We combine two predictive models to predict MFDs. The normative model for ovarian volume [20] was validated during development, but the NGF population model [1] has not yet been directly validated. Indirect validation for the model (and hence its suitability for use in this study) follows from its ability to predict average age (and ranges) at menopause, and its close agreement at fertile ages with indirect markers of ovarian reserve such as AMH [2] and ovarian volume [28].

Our own data validated the model, achieving or exceeding the four criteria set out in advance. However we found only partial external validation when data from a published study, employing less stringent counting methods, was used. Two of the four validation criteria were satisfied, with the remaining two being close to the a priori cut-offs (Table 3). A plausible explanation for results that are similar but not quite as close-fitting as for our own data, is that the published MFDs were obtained by examination of half the tissue with correction factors applied, rather than examination of all the tissue. In all studies using differential counts of follicles there is a compromise reached between data accuracy and effort required to generate it and so most studies have opted for a sampling frequency. In this study every section was counted and repeat counts show a high degree of reproducibility with a low coefficient of variation. Hence the MFD calculations for our data are precise (modulo observer error), whereas the published data are reasonable approximations to the actual MFDs. Combining the internal and external data gives 28 observations for the age range 16–37 years. This relatively small sample size for a 21-year age range is a limitation of our study, however, a strength of this study is that we have counted and classified follicles in every section of all tissue samples. There is variation in follicle density and if a sampling frequency is used (e.g. every 10th or 20th section) then results will be skewed. High-quality estimates of MFD depend on access to tissue and intensive laboratory examination, and are therefore hard to obtain. Despite this, it should be possible to revise and improve our predictive model if and when new data become available.

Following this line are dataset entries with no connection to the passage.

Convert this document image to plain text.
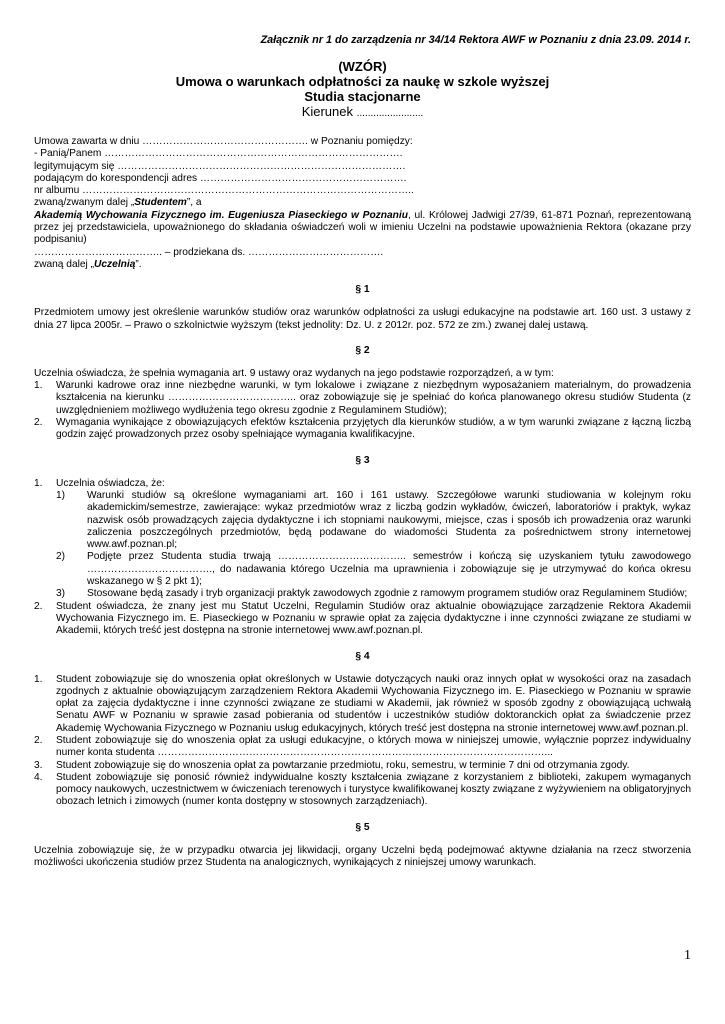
Załącznik nr 1 do zarządzenia nr 34/14 Rektora AWF w Poznaniu z dnia 23.09. 2014 r.
(WZÓR)
Umowa o warunkach odpłatności za naukę w szkole wyższej
Studia stacjonarne
Kierunek ........................
Umowa zawarta w dniu …………………………………………. w Poznaniu pomiędzy:
- Panią/Panem …………………………………………………………………………….
legitymującym się ………………………………………………………………………….
podającym do korespondencji adres …………………………………………………….
nr albumu ……………………………………………………………………………………..
zwaną/zwanym dalej „Studentem”, a
Akademią Wychowania Fizycznego im. Eugeniusza Piaseckiego w Poznaniu, ul. Królowej Jadwigi 27/39, 61-871 Poznań, reprezentowaną przez jej przedstawiciela, upoważnionego do składania oświadczeń woli w imieniu Uczelni na podstawie upoważnienia Rektora (okazane przy podpisaniu)
……………………………….. – prodziekana ds. ………………………………….
zwaną dalej „Uczelnią”.
§ 1
Przedmiotem umowy jest określenie warunków studiów oraz warunków odpłatności za usługi edukacyjne na podstawie art. 160 ust. 3 ustawy z dnia 27 lipca 2005r. – Prawo o szkolnictwie wyższym (tekst jednolity: Dz. U. z 2012r. poz. 572 ze zm.) zwanej dalej ustawą.
§ 2
Uczelnia oświadcza, że spełnia wymagania art. 9 ustawy oraz wydanych na jego podstawie rozporządzeń, a w tym:
1.	Warunki kadrowe oraz inne niezbędne warunki, w tym lokalowe i związane z niezbędnym wyposażaniem materialnym, do prowadzenia kształcenia na kierunku ……………………………….. oraz zobowiązuje się je spełniać do końca planowanego okresu studiów Studenta (z uwzględnieniem możliwego wydłużenia tego okresu zgodnie z Regulaminem Studiów);
2.	Wymagania wynikające z obowiązujących efektów kształcenia przyjętych dla kierunków studiów, a w tym warunki związane z łączną liczbą godzin zajęć prowadzonych przez osoby spełniające wymagania kwalifikacyjne.
§ 3
1.	Uczelnia oświadcza, że:
1)	Warunki studiów są określone wymaganiami art. 160 i 161 ustawy. Szczegółowe warunki studiowania w kolejnym roku akademickim/semestrze, zawierające: wykaz przedmiotów wraz z liczbą godzin wykładów, ćwiczeń, laboratoriów i praktyk, wykaz nazwisk osób prowadzących zajęcia dydaktyczne i ich stopniami naukowymi, miejsce, czas i sposób ich prowadzenia oraz warunki zaliczenia poszczególnych przedmiotów, będą podawane do wiadomości Studenta za pośrednictwem strony internetowej www.awf.poznan.pl;
2)	Podjęte przez Studenta studia trwają ……………………………….. semestrów i kończą się uzyskaniem tytułu zawodowego ………………………………., do nadawania którego Uczelnia ma uprawnienia i zobowiązuje się je utrzymywać do końca okresu wskazanego w § 2 pkt 1);
3)	Stosowane będą zasady i tryb organizacji praktyk zawodowych zgodnie z ramowym programem studiów oraz Regulaminem Studiów;
2.	Student oświadcza, że znany jest mu Statut Uczelni, Regulamin Studiów oraz aktualnie obowiązujące zarządzenie Rektora Akademii Wychowania Fizycznego im. E. Piaseckiego w Poznaniu w sprawie opłat za zajęcia dydaktyczne i inne czynności związane ze studiami w Akademii, których treść jest dostępna na stronie internetowej www.awf.poznan.pl.
§ 4
1.	Student zobowiązuje się do wnoszenia opłat określonych w Ustawie dotyczących nauki oraz innych opłat w wysokości oraz na zasadach zgodnych z aktualnie obowiązującym zarządzeniem Rektora Akademii Wychowania Fizycznego im. E. Piaseckiego w Poznaniu w sprawie opłat za zajęcia dydaktyczne i inne czynności związane ze studiami w Akademii, jak również w sposób zgodny z obowiązującą uchwałą Senatu AWF w Poznaniu w sprawie zasad pobierania od studentów i uczestników studiów doktoranckich opłat za świadczenie przez Akademię Wychowania Fizycznego w Poznaniu usług edukacyjnych, których treść jest dostępna na stronie internetowej www.awf.poznan.pl.
2.	Student zobowiązuje się do wnoszenia opłat za usługi edukacyjne, o których mowa w niniejszej umowie, wyłącznie poprzez indywidualny numer konta studenta ……………………………………………………………………………………………………...
3.	Student zobowiązuje się do wnoszenia opłat za powtarzanie przedmiotu, roku, semestru, w terminie 7 dni od otrzymania zgody.
4.	Student zobowiązuje się ponosić również indywidualne koszty kształcenia związane z korzystaniem z biblioteki, zakupem wymaganych pomocy naukowych, uczestnictwem w ćwiczeniach terenowych i turystyce kwalifikowanej koszty związane z wyżywieniem na obligatoryjnych obozach letnich i zimowych (numer konta dostępny w stosownych zarządzeniach).
§ 5
Uczelnia zobowiązuje się, że w przypadku otwarcia jej likwidacji, organy Uczelni będą podejmować aktywne działania na rzecz stworzenia możliwości ukończenia studiów przez Studenta na analogicznych, wynikających z niniejszej umowy warunkach.
1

In conclusion, we report development of a model of non-growing follicle density in the human ovarian cortex, which shows excellent fit with newly-derived experimental data. This model will be valuable for assessment of MFD in ovarian biopsies in a range of pathological and experimental situations, including assessment of gonadotoxicity induced by chemotherapy, the development of approaches to mitigate such damage, and potential effects of environmental exposures where only post-treatment/exposure sampling is possible.